[スポーツライター] 金子 達仁

  • 2012年2月7日

[金子達仁]世界で戦うため、この敗北は感謝

【ロンドン五輪アジア最終予選C組 シリア2-1日本】永井に尽きる、で言い切れていたはずの試合が、土壇場で覆ってしまった。不安定な国情は、時にサッカー選手たちに大きな力を与えることがある。なでしこのW杯優勝がそうだったように、この日のシリアには、何か見えない力がついていたのかもしれない。

 前半の日本は最悪だった。同情すべき点は山ほどある。清武がいなかった。大津も戻れなかった。グラウンドは荒れていて、おまけに開始早々に山崎がアクシデントに見舞われた。自分たちのサッカーをやるにはあまりにも難しい条件が揃(そろ)っていたことは間違いない。

 だが、それでもあえて言わせてもらえば、前半の日本は、そもそも自分たちのサッカーをやろうとすらしていなかった。状況に合わせたプレーをするのはサッカー選手にとって重要な資質のひとつだが、この日の日本は、状況を重視するばかりに、自分たちの本質までをも見失ってしまっていた。試合後、関塚監督は「前半は両チームともほとんどプレーしていなかった」と振り返ったが、わたしの意見は違う。シリアは、多少なりともプレーしていた。日本は、まったくしていなかった。グラウンド状態の悪さに過敏に反応し、持ち前のサッカーを放棄してしまったのは明らかに日本だった。
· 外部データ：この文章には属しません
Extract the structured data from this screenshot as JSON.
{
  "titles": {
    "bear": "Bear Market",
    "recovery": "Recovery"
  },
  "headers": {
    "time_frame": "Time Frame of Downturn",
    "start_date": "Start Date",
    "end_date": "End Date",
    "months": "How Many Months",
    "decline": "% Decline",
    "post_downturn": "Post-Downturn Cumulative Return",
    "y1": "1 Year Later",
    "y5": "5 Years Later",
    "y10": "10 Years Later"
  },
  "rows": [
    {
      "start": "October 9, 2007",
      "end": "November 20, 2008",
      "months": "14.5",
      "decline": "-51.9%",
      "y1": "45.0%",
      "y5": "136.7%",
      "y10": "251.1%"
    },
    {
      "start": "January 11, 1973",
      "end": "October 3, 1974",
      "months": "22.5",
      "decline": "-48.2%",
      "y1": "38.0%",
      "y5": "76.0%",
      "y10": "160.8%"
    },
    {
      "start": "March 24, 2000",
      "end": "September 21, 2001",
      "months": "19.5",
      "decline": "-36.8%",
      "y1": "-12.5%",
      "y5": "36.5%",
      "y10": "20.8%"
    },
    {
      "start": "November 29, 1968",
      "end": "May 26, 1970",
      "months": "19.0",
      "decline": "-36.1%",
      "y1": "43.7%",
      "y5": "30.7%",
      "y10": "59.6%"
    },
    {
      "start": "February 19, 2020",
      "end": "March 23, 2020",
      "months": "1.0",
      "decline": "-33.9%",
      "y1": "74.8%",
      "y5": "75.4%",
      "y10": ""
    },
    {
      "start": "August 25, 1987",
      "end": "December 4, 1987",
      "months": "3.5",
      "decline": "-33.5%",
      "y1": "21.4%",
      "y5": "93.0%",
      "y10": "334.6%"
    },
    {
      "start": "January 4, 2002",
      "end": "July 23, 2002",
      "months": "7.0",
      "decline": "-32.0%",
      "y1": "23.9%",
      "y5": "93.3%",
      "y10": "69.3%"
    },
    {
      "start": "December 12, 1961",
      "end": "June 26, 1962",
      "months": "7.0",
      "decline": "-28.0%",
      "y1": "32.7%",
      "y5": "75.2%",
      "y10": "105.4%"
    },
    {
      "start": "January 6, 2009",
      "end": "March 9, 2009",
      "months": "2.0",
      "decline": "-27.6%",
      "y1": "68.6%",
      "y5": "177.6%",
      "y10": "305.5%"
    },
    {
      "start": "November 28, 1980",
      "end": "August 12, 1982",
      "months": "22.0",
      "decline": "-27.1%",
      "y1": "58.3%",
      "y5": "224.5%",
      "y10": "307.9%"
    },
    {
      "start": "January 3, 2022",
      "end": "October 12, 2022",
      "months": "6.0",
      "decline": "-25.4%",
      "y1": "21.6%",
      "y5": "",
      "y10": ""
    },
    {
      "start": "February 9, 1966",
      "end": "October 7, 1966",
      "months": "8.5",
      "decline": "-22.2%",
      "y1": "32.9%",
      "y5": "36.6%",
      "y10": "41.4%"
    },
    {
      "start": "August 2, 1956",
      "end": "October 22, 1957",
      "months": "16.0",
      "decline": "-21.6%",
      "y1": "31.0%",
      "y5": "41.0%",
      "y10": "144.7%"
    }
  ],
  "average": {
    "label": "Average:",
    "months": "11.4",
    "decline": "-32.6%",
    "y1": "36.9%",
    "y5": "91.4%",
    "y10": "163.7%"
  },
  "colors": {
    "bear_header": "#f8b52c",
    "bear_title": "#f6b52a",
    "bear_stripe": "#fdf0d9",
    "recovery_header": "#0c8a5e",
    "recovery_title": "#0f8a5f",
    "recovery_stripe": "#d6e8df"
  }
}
 それだけに、前半のロスタイムに永井が決めたゴールの意味はとてつもなく大きかった。勝つためにはいい内容で試合を運ばなければならないのはもちろんだが、時には、内容が悪くとも結果だけは拾いたい時もある。あれほどまでにリズムを失い、あれほどまでに押し込まれながら、それでも引き分けでシリアの夢を断つことができていれば、ヨルダンでの経験はロンドンでも大きな武器となるはずだった。どんなに押し込まれても、どんなに思うようにいかなくても、自分たちは生き残ることができる。そんな確信を持って世界で戦えることになるはずだった。

 ただ、不思議なぐらいこの敗戦を嘆く気持ちがわいてこないのも事実である。

 五輪は、W杯と違う。サッカーの世界において、なんのために五輪を目指すのかと言えば、W杯で結果を残すため、である。結果がすべてとなるW杯予選でこの結果に終わったのであればうちひしがれもするが、これはあくまでも五輪予選である。今回、若い選手たちが血の涙を流したくなるほどの屈辱を味わったことは、長い目で見ればとてつもないプラスである。権田は、二度と同じミスを繰り返すまい。永井は、大迫は、いままで以上の集中力で決定機に臨んでくれるはずだ。世界を目指す戦いでは、日本の常識では計れないことも起こりうる。そのことを、この若さで経験できたことを感謝する日が間違いなくやってくる。

 しかも、ここでシリアに並ばれたことによって、彼らは残り2試合、単に勝つだけでなく、得失点差の勝負をも演じなければいけないことになった。選手にとっては過酷だが、しかし、これは日本のサッカー界が久しく味わってこなかった経験である。

 ホームでの戦いから察するに、次の相手マレーシアも簡単な相手ではない。ただ、おそらくは時差の関係で、日本はシリアよりも数時間早くキックオフを迎えることになろう。少しでも多くのゴールを奪い、シリアにバッドニュースを届けたいとなると、そうでなくても簡単な相手ではないマレーシアはいよいよ危険な相手となってくる。

 だが、それが財産となる。

 アジアのサッカーが世界で勝てないのは、アジア予選のレベルが欧州や南米、アフリカに比べると厳しさにかけるからでもあった。しかし、今回のシリアは、そしてこれから条件つきで戦うことになるマレーシアは、競り勝つことによって世界で戦う上での自信を与えてくれる相手である。

 この敗北を、ゆえにわたしは感謝する。